The Story
Why it exists.
The beginning
Santal arrives as part of Ajmal's Purely Orient collection, released in 2019 as a statement of the house's mastery over woody compositions. The name is the composition: Santal means sandalwood, and sandalwood anchors every phase of this fragrance. What the house wanted to create was a bridge, oriental depth made approachable, oud philosophy translated into something you can wear before the evening ends. The 2019 launch placed it among Ajmal's more contemporary expressions, built for a wearer who wants heritage without the barrier of complexity.

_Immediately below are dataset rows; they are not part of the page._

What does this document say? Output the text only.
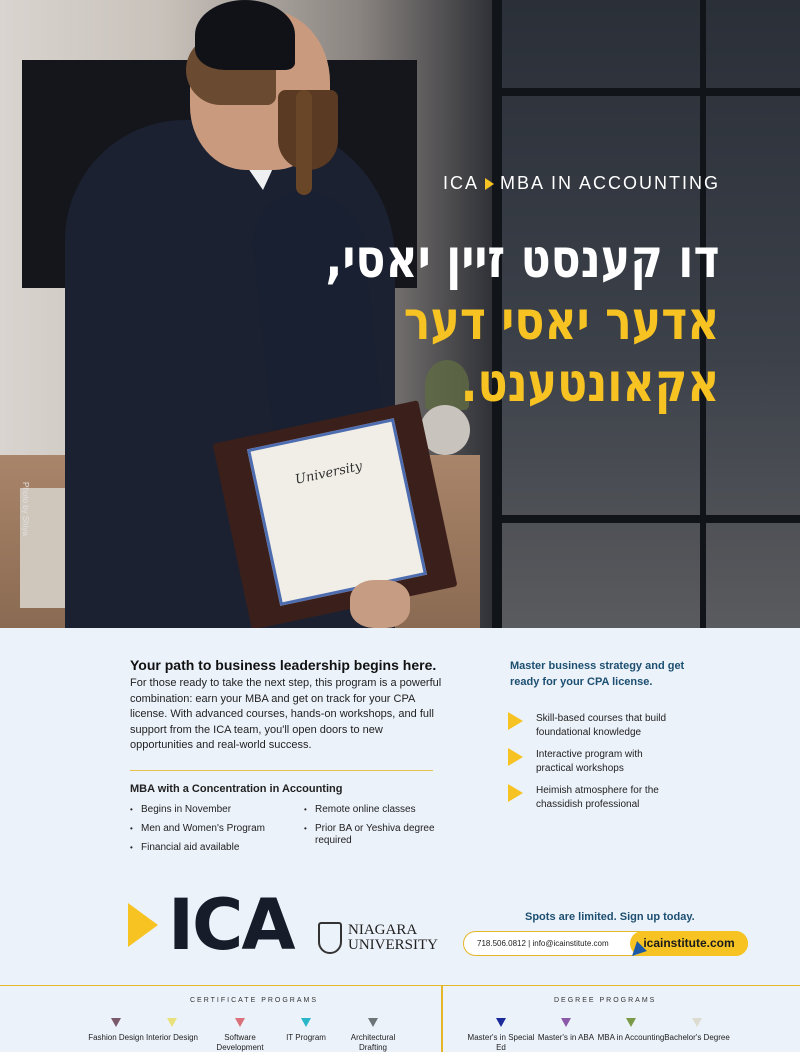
University
Photo by Shiya
ICA MBA IN ACCOUNTING
דו קענסט זיין יאסי,
אדער יאסי דער
אקאונטענט.
Your path to business leadership begins here.
For those ready to take the next step, this program is a powerful combination: earn your MBA and get on track for your CPA license. With advanced courses, hands-on workshops, and full support from the ICA team, you'll open doors to new opportunities and real-world success.
MBA with a Concentration in Accounting
• Begins in November
• Men and Women's Program
• Financial aid available
• Remote online classes
• Prior BA or Yeshiva degree required
Master business strategy and get ready for your CPA license.
Skill-based courses that build foundational knowledge
Interactive program with practical workshops
Heimish atmosphere for the chassidish professional
ICA	NIAGARA
UNIVERSITY
Spots are limited. Sign up today.
718.506.0812 | info@icainstitute.com	icainstitute.com
CERTIFICATE PROGRAMS	DEGREE PROGRAMS
Fashion Design Interior Design	Software Development
IT Program	Architectural Drafting
Master's in Special Ed
Master's in ABA MBA in Accounting Bachelor's Degree
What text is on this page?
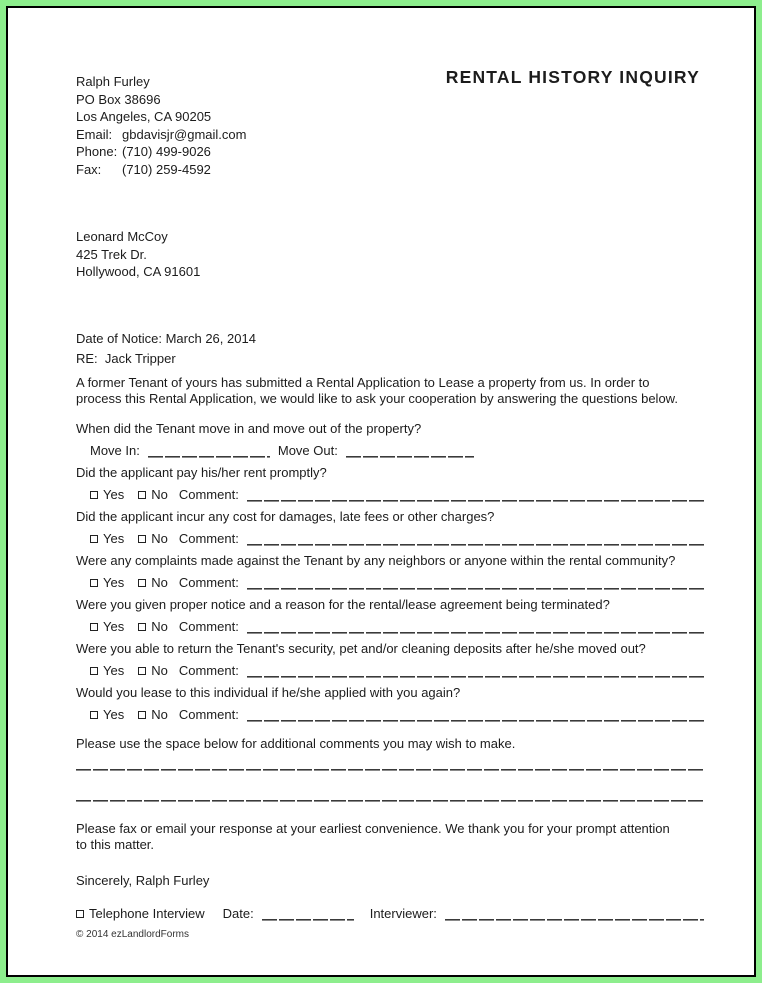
Ralph Furley
PO Box 38696
Los Angeles, CA 90205
Email: gbdavisjr@gmail.com
Phone: (710) 499-9026
Fax: (710) 259-4592
RENTAL HISTORY INQUIRY
Leonard McCoy
425 Trek Dr.
Hollywood, CA 91601
Date of Notice: March 26, 2014
RE:  Jack Tripper
A former Tenant of yours has submitted a Rental Application to Lease a property from us. In order to
process this Rental Application, we would like to ask your cooperation by answering the questions below.
When did the Tenant move in and move out of the property?
Move In:	Move Out:
Did the applicant pay his/her rent promptly?
Yes No Comment:
Did the applicant incur any cost for damages, late fees or other charges?
Yes No Comment:
Were any complaints made against the Tenant by any neighbors or anyone within the rental community?
Yes No Comment:
Were you given proper notice and a reason for the rental/lease agreement being terminated?
Yes No Comment:
Were you able to return the Tenant's security, pet and/or cleaning deposits after he/she moved out?
Yes No Comment:
Would you lease to this individual if he/she applied with you again?
Yes No Comment:
Please use the space below for additional comments you may wish to make.
Please fax or email your response at your earliest convenience. We thank you for your prompt attention
to this matter.
Sincerely, Ralph Furley
Telephone Interview Date:	Interviewer:
© 2014 ezLandlordForms
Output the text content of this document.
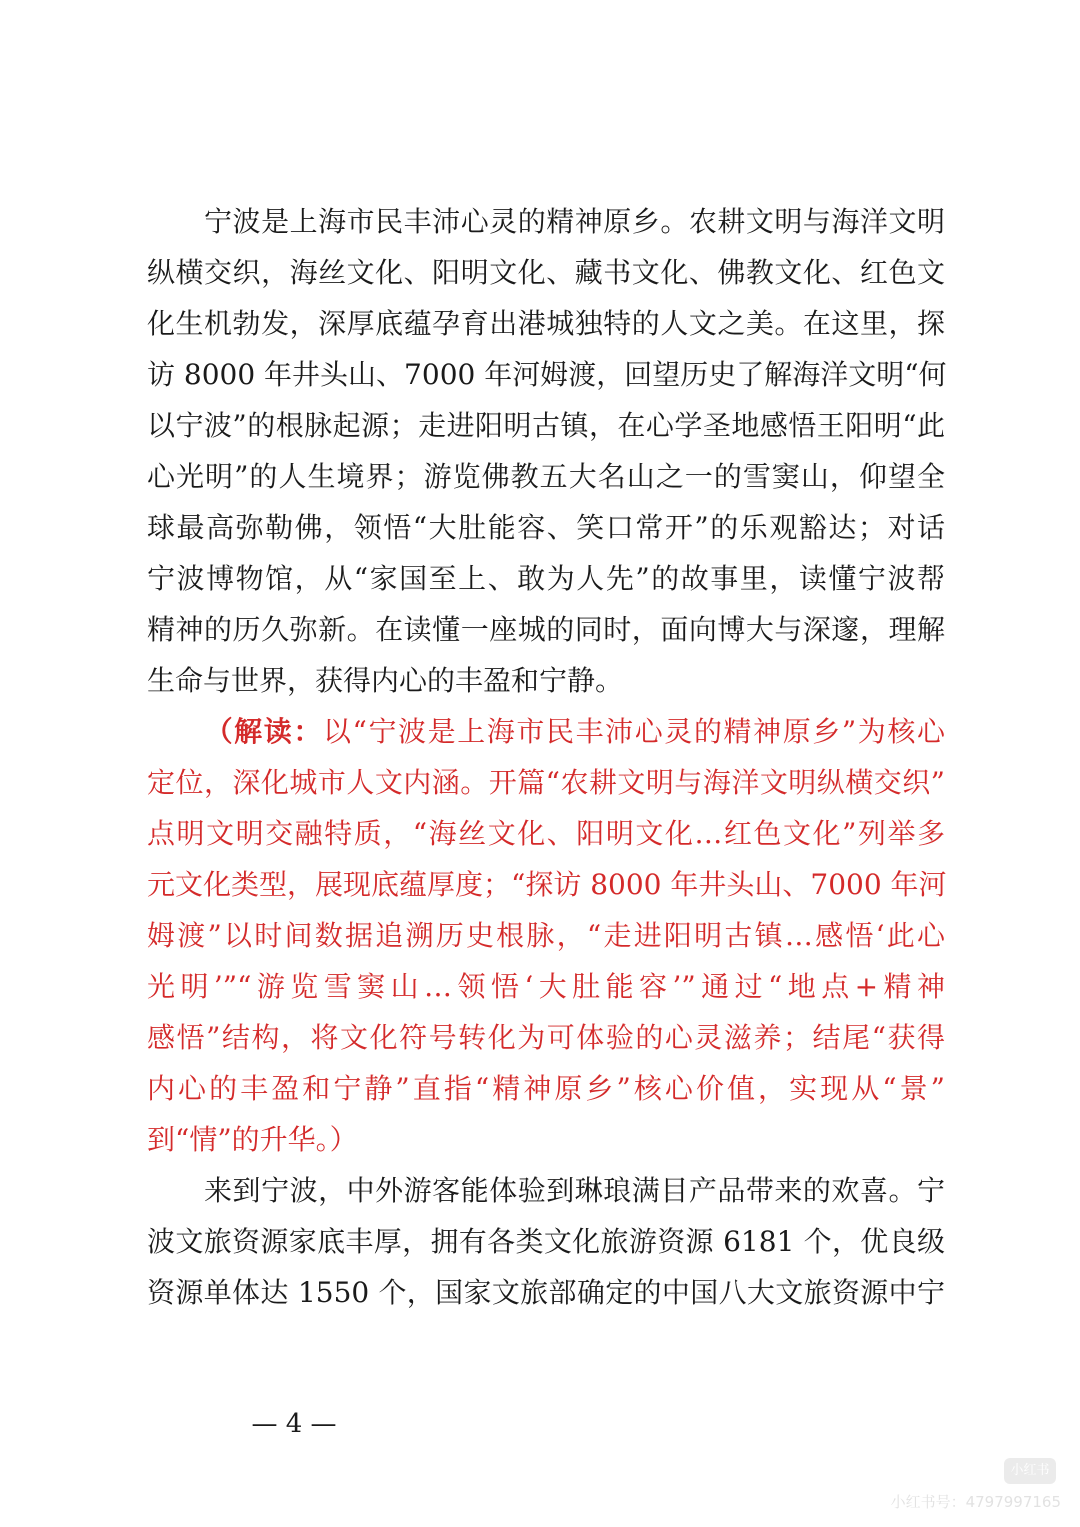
　　宁波是上海市民丰沛心灵的精神原乡。农耕文明与海洋文明
纵横交织，海丝文化、阳明文化、藏书文化、佛教文化、红色文
化生机勃发，深厚底蕴孕育出港城独特的人文之美。在这里，探
访 8000 年井头山、7000 年河姆渡，回望历史了解海洋文明“何
以宁波”的根脉起源；走进阳明古镇，在心学圣地感悟王阳明“此
心光明”的人生境界；游览佛教五大名山之一的雪窦山，仰望全
球最高弥勒佛，领悟“大肚能容、笑口常开”的乐观豁达；对话
宁波博物馆，从“家国至上、敢为人先”的故事里，读懂宁波帮
精神的历久弥新。在读懂一座城的同时，面向博大与深邃，理解
生命与世界，获得内心的丰盈和宁静。
（解读：以“宁波是上海市民丰沛心灵的精神原乡”为核心
定位，深化城市人文内涵。开篇“农耕文明与海洋文明纵横交织”
点明文明交融特质，“海丝文化、阳明文化…红色文化”列举多
元文化类型，展现底蕴厚度；“探访 8000 年井头山、7000 年河
姆渡”以时间数据追溯历史根脉，“走进阳明古镇…感悟‘此心
光明’”“游览雪窦山…领悟‘大肚能容’”通过“地点+精神
感悟”结构，将文化符号转化为可体验的心灵滋养；结尾“获得
内心的丰盈和宁静”直指“精神原乡”核心价值，实现从“景”
到“情”的升华。）
　　来到宁波，中外游客能体验到琳琅满目产品带来的欢喜。宁
波文旅资源家底丰厚，拥有各类文化旅游资源 6181 个，优良级
资源单体达 1550 个，国家文旅部确定的中国八大文旅资源中宁
— 4 —
小红书
小红书号：4797997165
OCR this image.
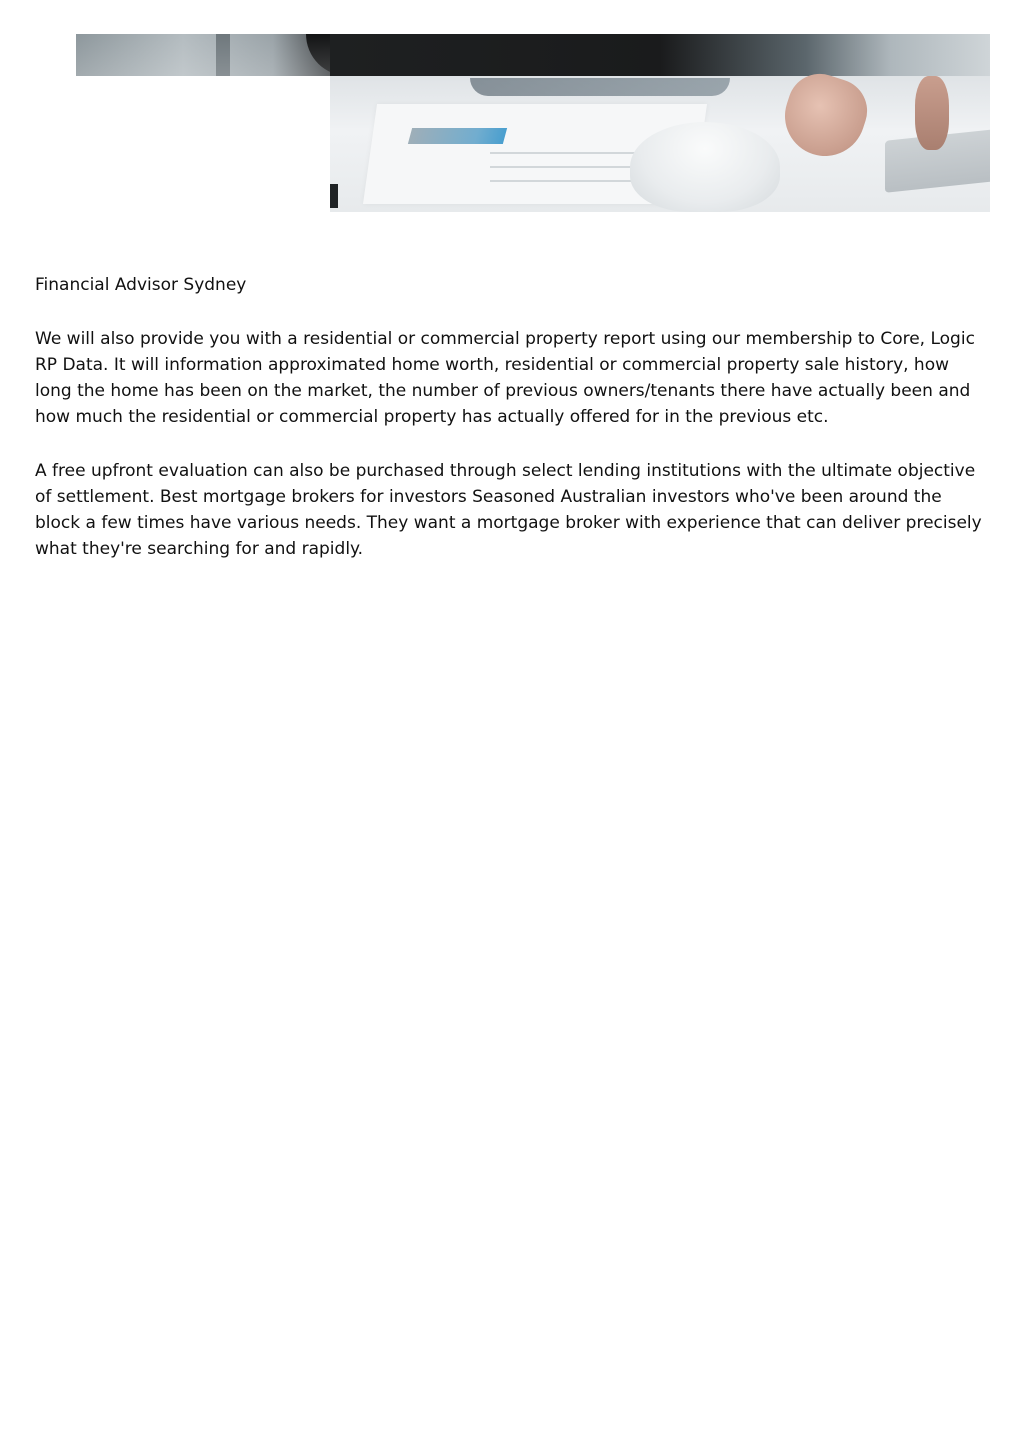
Financial Advisor Sydney

We will also provide you with a residential or commercial property report using our membership to Core, Logic RP Data. It will information approximated home worth, residential or commercial property sale history, how long the home has been on the market, the number of previous owners/tenants there have actually been and how much the residential or commercial property has actually offered for in the previous etc.

A free upfront evaluation can also be purchased through select lending institutions with the ultimate objective of settlement. Best mortgage brokers for investors Seasoned Australian investors who've been around the block a few times have various needs. They want a mortgage broker with experience that can deliver precisely what they're searching for and rapidly.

The structure is deliberate. Saffron opens with a medicinal intensity that demands attention, it doesn't ease you in, it announces itself. Ginger and nutmeg add warm spice that could tip into roughness if not for the heart notes waiting underneath. Cedar, sandalwood, and gurjum balsam arrive to smooth everything over, transforming what started sharp into something creamy and unified. The base, oud, white amber, and musk, keeps the warmth going without becoming heavy. It's a composition that trusts the wearer to stay with it past the opening.
The evolution
The opening hits hard. Saffron, ginger, nutmeg, aromatic intensity that reads almost clinical at first. Some describe it as medicinal, others as jarring. Twenty minutes in, the composition shifts. The spice softens and cedar takes over, dry and warm, while sandalwood adds its characteristic cream. The transition isn't subtle, it's like the fragrance changes personality entirely, from sharp to smooth. By hour three, oud and white amber have settled close to the skin, joined by musk. The drydown becomes intimate, almost personal. On fabric, the scent lingers into the next day, faint cedar and something warm that smells like the memory of a room you left hours ago.
Cultural impact
Part of Ajmal's Purely Orient collection, Santal represents the house's approach to making oriental depth accessible. The 2019 release sits alongside other Purely Orient fragrances, Tonka, Incense, Vetiver, Patchouli, each exploring a different facet of Arabian perfumery. Ajmal positions Santal as an introduction to the collection's oud-forward character, built for wearers who want the depth without the intensity they might find in the house's more traditional blends.